While other kids were staking out stores and malls during Black Friday with their families, my mother would sit my sister and me down to wrap our small bodies with the traditional Hmong clothes she had spent the entire year preparing. She told us the same story, year after year, to garner guilt but also to tell us how fortunate we were to have in our possession, our own outfits. I also think she shared it to tell us how important it would be to us once we became women and no longer had her in our lives.
My mother died when I was a baby so I never knew her. But I still miss her everyday. My father remarried soon after and had a new family. The second wife was good to me but she never loved me like her own. Every New Year I would watch other girls, who had mothers, dress up and partake in traditional courting. It made me so sad because I wanted nice clothes too. But more importantly, I wanted a mother who would stand behind me and fix my skirt and blouse, or my xauv and my headdress. I didn't have a mother to prepare anything for me.
Then she'd take her knuckles and smack me on the head because I always started whining and crying, halfway through her story, about how I was tired or how she was wrapping the skirt and sashes too tightly. I remember crying so hard one time that I couldn't breathe anymore because she had squeezed me into my dress so tightly. Those knuckle-smacks weren't a joke. I was such a brat.

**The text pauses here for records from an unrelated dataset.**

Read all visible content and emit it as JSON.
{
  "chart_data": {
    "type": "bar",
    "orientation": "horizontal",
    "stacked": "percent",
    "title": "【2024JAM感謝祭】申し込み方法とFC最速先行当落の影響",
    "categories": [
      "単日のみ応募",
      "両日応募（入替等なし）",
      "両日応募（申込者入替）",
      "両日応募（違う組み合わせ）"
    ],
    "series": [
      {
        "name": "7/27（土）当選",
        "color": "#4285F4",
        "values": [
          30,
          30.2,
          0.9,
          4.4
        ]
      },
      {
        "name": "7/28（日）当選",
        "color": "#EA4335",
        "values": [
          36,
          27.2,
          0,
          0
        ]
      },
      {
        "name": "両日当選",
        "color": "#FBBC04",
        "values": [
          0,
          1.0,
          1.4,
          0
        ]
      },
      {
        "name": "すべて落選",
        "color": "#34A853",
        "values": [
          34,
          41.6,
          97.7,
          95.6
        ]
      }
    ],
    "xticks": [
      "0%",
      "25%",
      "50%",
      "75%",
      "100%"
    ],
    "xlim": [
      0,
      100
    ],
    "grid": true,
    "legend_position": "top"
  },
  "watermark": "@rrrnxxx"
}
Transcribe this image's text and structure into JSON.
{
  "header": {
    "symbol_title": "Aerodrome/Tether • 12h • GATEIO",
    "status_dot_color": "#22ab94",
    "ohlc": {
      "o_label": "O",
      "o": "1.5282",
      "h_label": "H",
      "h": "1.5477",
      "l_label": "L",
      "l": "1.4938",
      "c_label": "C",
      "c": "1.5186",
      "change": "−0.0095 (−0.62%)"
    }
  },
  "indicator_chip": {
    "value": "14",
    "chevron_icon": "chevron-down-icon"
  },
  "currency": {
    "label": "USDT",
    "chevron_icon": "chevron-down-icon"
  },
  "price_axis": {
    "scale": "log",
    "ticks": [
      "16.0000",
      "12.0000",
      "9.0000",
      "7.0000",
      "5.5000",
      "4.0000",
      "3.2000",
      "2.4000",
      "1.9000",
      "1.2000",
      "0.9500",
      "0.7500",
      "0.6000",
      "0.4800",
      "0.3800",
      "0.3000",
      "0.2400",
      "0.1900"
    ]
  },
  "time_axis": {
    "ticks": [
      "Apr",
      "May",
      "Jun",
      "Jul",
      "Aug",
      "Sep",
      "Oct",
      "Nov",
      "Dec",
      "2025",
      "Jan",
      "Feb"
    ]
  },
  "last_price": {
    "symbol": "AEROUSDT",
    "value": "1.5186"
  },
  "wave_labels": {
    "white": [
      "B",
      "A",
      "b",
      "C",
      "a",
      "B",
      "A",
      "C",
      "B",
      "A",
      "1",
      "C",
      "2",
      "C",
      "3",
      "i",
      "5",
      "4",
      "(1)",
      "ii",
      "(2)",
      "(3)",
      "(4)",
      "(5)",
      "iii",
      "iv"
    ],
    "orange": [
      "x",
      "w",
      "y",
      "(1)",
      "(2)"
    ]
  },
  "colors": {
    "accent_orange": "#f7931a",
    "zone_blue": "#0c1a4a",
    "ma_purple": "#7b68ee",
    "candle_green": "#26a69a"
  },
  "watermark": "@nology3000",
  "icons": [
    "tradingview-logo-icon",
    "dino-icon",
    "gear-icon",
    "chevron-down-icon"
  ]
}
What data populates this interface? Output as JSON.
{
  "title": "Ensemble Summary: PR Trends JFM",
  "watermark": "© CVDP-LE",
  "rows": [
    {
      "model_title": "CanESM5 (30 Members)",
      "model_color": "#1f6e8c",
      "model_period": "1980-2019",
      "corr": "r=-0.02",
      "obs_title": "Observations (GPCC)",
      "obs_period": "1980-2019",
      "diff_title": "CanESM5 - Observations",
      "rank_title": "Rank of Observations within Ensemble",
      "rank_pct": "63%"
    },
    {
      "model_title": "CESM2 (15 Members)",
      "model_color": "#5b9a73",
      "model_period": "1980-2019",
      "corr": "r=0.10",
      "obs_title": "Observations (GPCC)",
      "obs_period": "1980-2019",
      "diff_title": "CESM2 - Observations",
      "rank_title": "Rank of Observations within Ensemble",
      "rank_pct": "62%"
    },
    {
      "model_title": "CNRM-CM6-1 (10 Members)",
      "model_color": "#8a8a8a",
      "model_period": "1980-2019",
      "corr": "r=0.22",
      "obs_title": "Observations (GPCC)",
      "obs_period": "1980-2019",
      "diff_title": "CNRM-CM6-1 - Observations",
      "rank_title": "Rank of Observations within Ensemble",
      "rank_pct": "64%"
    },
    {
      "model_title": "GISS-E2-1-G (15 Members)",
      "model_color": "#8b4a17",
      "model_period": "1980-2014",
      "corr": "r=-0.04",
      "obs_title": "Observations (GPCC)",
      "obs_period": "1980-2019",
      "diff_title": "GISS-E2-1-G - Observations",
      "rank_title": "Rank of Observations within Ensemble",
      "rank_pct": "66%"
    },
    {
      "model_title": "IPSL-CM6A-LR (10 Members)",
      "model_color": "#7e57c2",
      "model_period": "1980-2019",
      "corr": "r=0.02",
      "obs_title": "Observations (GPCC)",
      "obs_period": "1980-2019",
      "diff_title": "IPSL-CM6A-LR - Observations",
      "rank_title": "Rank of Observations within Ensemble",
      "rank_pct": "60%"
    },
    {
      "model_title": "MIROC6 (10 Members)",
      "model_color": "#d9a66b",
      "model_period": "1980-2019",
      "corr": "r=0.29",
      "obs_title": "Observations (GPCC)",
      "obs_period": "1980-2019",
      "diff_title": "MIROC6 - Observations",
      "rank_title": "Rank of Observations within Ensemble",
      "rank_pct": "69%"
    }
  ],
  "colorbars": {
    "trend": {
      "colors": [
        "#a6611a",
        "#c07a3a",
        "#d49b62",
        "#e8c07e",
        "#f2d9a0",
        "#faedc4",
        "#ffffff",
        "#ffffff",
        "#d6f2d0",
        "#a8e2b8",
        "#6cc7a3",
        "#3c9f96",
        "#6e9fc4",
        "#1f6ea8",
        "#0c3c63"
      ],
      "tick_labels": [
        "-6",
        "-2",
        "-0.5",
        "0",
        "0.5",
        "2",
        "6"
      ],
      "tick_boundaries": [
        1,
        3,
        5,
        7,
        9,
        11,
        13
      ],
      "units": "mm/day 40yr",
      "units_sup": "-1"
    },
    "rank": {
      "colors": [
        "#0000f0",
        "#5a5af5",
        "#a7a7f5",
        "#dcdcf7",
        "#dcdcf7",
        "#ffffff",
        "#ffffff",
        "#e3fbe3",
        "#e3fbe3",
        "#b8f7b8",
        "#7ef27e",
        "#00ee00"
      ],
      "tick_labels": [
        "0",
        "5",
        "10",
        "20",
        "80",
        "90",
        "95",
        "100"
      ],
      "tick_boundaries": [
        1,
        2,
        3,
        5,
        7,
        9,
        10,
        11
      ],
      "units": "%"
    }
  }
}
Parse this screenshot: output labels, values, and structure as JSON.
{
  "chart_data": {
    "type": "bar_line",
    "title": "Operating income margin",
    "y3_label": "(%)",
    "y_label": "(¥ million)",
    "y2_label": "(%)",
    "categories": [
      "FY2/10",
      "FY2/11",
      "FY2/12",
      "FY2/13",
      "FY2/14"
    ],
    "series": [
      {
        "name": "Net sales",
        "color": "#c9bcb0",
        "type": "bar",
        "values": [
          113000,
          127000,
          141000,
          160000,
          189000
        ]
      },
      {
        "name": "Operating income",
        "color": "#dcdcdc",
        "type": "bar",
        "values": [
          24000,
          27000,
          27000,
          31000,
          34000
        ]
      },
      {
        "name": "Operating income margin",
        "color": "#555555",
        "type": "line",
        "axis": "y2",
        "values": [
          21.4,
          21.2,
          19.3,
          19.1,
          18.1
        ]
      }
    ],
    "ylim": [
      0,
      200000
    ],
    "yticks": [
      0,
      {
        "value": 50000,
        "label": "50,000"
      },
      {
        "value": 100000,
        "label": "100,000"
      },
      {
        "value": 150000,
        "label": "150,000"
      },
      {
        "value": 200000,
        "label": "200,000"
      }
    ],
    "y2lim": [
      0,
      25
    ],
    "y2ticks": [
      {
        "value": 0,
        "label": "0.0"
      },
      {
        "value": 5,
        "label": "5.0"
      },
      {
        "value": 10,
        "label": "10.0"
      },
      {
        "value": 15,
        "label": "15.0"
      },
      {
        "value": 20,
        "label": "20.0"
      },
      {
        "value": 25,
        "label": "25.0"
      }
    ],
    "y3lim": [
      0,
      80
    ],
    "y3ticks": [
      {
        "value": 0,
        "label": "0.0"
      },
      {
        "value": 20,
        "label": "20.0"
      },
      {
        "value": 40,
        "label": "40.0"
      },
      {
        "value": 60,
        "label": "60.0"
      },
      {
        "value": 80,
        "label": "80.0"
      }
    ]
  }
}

I Facetimed my mom the other night and she told me that if our xauv were ever misplaced, lost, or stolen, she would just give up life and cry. I swear to baby jesus those were her exact words.
My mother's the furthest thing from being materialistic. She's always told me, "Once I'm gone, I want you to have more than the memories of the few years I had with you." She has worked her entire life to be able to provide for her children, specifically her daughters so we would have a piece of her hard work once we started our own families or once she was no longer around. It's not just any piece of gold or silver; it's an heirloom.
And I think ultimately, she doesn't want us to feel the way she felt as a mother-less child.
Then I thought of all the times she was able to dress us in our Hmong garb. It's probably been less than 20 times. It wasn't until I left home that I realized the importance of my roots and how it was important to my parents, especially my mother. This made me really sad and I may or may not have ugly-girl cried in my room.
A few years ago, before a trip home for Thanksgiving, I asked her to prepare an outfit for me. She asked me which one I wanted to wear and if I wanted to dress up for all the days of the New Year. She sounded so excited. And quite honestly, I think that Thanksgiving weekend was probably one of the best memories I'll ever have with my mother.
I used to hope that I'd never grow up to be like my mother but as I'm getting older, she's the kind of woman and mother I hope to become. Except my children are probably going to be ten times as obnoxious as me. Lawwd, teach me patience.

A traditional xauv. It looks heavier than you think it does. I remember getting bruises on the back of my neck from wearing mine.